Saturday, June 30, 2012

The Canterbury Tales

Seymour Chwast has had a long and distinguished career in art. In 1954 he co-founded the famous and influential Push Pin Studios with the all star artist team of Milton Glaser, Edward Sorel, and Reynold Ruffins. He has won numerous honors over his career, including the Augustus Saint Gaudens Award from The Cooper Union School of Art, a Gold Medal from the American Institute of Graphic Arts, and an Honorary Doctorate from Parsons School of Design. He was inducted into the Art Directors Hall of Fame in 1983. He has art pieces in many major museums, and in 2010, he published his first graphic novel, an adaptation of Dante's Divine Comedy.

In his second graphic novel, The Canterbury Tales, Chwast transforms Geoffrey Chaucer's religious pilgrims into a cadre of motorcycle riders while retaining the medieval flavor of their dress and affects. After a quick prologue and delineation of the characters and history of the book, he shares this classic collection of tales adapted into more modern words and pictures. The tales range in tenor from the blandly heroic Knight's Tale to the bawdy Miller's Tale to the ribald Wife of Bath's Tale the drily moral Parson's Tale.

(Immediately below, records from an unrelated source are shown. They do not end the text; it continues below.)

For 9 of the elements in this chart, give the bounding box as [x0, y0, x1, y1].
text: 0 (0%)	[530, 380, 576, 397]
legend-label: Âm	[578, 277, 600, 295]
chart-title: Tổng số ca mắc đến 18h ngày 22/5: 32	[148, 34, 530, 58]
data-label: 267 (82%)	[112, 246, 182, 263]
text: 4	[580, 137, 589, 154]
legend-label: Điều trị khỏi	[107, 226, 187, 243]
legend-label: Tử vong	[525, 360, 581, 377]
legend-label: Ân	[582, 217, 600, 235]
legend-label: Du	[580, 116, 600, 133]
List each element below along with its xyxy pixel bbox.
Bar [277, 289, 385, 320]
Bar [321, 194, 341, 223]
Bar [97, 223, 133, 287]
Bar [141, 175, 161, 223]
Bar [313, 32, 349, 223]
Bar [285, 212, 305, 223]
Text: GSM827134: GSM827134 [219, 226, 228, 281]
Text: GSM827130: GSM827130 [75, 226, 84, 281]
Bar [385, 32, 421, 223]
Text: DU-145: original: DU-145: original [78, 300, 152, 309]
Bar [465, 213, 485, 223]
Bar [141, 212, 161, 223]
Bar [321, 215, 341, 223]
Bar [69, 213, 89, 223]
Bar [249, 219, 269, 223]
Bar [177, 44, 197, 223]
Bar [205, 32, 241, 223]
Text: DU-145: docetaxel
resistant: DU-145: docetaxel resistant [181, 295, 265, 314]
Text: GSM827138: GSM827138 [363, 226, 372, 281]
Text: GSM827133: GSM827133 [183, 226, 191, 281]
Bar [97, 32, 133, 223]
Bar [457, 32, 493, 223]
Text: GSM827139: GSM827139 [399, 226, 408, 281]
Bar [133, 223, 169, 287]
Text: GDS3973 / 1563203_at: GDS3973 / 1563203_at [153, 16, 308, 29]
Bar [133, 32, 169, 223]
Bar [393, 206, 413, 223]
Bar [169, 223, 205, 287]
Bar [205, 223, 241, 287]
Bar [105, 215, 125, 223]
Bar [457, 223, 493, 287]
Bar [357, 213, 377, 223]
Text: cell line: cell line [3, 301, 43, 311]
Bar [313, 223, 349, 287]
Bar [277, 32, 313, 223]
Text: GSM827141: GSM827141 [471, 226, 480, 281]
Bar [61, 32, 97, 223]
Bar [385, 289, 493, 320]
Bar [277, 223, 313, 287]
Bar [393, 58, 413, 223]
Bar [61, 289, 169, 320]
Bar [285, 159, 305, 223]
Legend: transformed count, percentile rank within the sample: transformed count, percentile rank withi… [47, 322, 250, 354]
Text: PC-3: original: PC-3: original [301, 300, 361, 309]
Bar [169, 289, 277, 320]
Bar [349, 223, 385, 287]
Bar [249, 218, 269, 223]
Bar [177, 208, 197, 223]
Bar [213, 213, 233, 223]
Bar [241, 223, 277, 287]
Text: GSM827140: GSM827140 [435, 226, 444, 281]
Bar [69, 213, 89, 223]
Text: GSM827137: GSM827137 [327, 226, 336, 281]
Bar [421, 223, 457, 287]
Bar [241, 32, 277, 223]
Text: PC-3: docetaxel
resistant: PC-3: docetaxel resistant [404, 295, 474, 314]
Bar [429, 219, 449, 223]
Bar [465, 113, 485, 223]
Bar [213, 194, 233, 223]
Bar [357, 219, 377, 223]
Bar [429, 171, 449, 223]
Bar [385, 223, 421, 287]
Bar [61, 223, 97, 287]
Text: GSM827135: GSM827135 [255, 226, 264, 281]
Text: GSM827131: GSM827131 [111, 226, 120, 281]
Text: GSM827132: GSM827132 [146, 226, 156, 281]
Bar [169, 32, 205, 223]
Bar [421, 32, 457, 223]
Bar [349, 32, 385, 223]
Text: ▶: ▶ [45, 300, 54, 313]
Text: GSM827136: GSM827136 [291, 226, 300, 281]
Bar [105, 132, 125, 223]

Chaucer's work is a problematic one to many teachers and readers. The Middle English he used is nigh impenetrable for many high school students, more Scandinavian than Modern English. Also, the subject matter of each tale ranges far across a spectrum of taste and decorum, simultaneously depicting and commenting on class standing and humanity. Chwast condenses the complexity of each tale into a short space with an economy of text and illustration. Each tale reads simultaneously as a distillation and a modern translation. I did not get much out of this effect in this book, because without the language almost every tale devolved into a collection of fart or cuckold jokes with a moral tacked on.

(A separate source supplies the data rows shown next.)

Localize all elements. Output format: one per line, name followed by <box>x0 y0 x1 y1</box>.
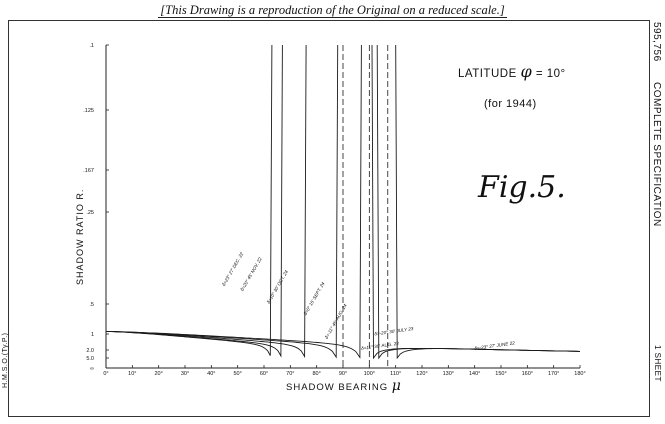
x-tick-label: 50° <box>234 371 242 377</box>
series-label: δ=-23° 27' JUNE 22 <box>474 340 515 351</box>
y-tick-label: .25 <box>86 210 94 216</box>
series-curve <box>105 44 307 359</box>
year-label: (for 1944) <box>484 98 537 110</box>
latitude-text: LATITUDE <box>458 68 517 80</box>
figure-title: Fig.5. <box>478 170 566 205</box>
x-tick-label: 140° <box>469 371 480 377</box>
x-tick-label: 10° <box>128 371 136 377</box>
series-curve <box>371 44 581 360</box>
x-tick-label: 30° <box>181 371 189 377</box>
x-tick-label: 40° <box>207 371 215 377</box>
series-curve <box>105 44 283 358</box>
x-tick-label: 0° <box>103 371 108 377</box>
y-tick-label: .1 <box>89 43 94 49</box>
series-label: δ=0° 15' SEPT. 24 <box>303 281 326 316</box>
x-tick-label: 170° <box>548 371 559 377</box>
x-tick-label: 110° <box>390 371 401 377</box>
series-label: δ=10° 30' OCT. 24 <box>266 269 289 304</box>
x-tick-label: 160° <box>522 371 533 377</box>
drawing-frame <box>8 20 650 417</box>
series-label: δ=23° 27' DEC. 22 <box>221 251 245 287</box>
sheet-label: 1 SHEET <box>653 345 662 382</box>
x-tick-label: 80° <box>313 371 321 377</box>
phi-symbol: φ <box>520 62 533 81</box>
x-tick-label: 180° <box>574 371 585 377</box>
series-curve <box>105 44 273 356</box>
x-axis-label-text: SHADOW BEARING <box>286 382 389 393</box>
series-curve <box>105 44 362 359</box>
y-tick-label: .5 <box>89 302 94 308</box>
y-tick-label: 5.0 <box>86 356 94 362</box>
header-note: [This Drawing is a reproduction of the O… <box>0 3 665 18</box>
spec-label: COMPLETE SPECIFICATION <box>651 82 662 227</box>
x-tick-label: 150° <box>495 371 506 377</box>
series-label: δ=11° 30' AUG. 22 <box>361 341 400 351</box>
patent-number: 595,756 <box>651 22 662 62</box>
y-tick-label: .167 <box>83 168 94 174</box>
x-tick-label: 100° <box>364 371 375 377</box>
x-tick-label: 90° <box>339 371 347 377</box>
series-label: δ=20° 45' NOV. 22 <box>239 256 263 292</box>
x-tick-label: 120° <box>416 371 427 377</box>
x-tick-label: 60° <box>260 371 268 377</box>
y-tick-label: 1 <box>91 332 94 338</box>
y-axis-label: SHADOW RATIO R. <box>75 188 85 285</box>
latitude-label: LATITUDE φ = 10° <box>458 62 566 81</box>
x-tick-label: 20° <box>155 371 163 377</box>
y-tick-label: 2.0 <box>86 348 94 354</box>
header-note-text: [This Drawing is a reproduction of the O… <box>158 3 507 18</box>
series-label: δ=-20° 30' JULY 23 <box>374 326 414 336</box>
y-tick-label: .125 <box>83 108 94 114</box>
x-tick-label: 70° <box>286 371 294 377</box>
latitude-value: = 10° <box>535 68 566 80</box>
series-curve <box>105 44 339 359</box>
x-tick-label: 130° <box>443 371 454 377</box>
x-axis-label: SHADOW BEARING μ <box>286 378 402 394</box>
printer-mark: H.M.S.O.(Ty.P.) <box>2 332 9 388</box>
mu-symbol: μ <box>391 378 402 394</box>
y-tick-label: ∞ <box>90 366 94 372</box>
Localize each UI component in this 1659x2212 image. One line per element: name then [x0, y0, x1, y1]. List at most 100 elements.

Reviews of book have been mostly positive, though they tend to focus on how much the book translates the language of Chaucer into a modern vernacular, which leaves some of the original's flavor behind. Bill Baker praised it as "a spare and sparsely illustrated masterwork, one that’s as enjoyable, engrossing and richly imagined as the book upon which it is based." In a tempered critique, Kirkus Reviews wrote that it was  "not quite the achievement that the Divine Comedy was, but a work that finds an artistic common denominator for Chaucer and Chwast." Publishers Weekly noted "Chwast's more bombastic approach creates an amusing surface, but doesn't really try to translate the substance of the original." Mallory Gevaert does note that despite all the flatulence and beheadings in the book, still "the whole novel feels downright classy due to Chwast’s clean art and organized storytelling."

This adaptation is published by Bloomsbury. Some preview images are available here as part of an informative interview with Bill Baker about the book.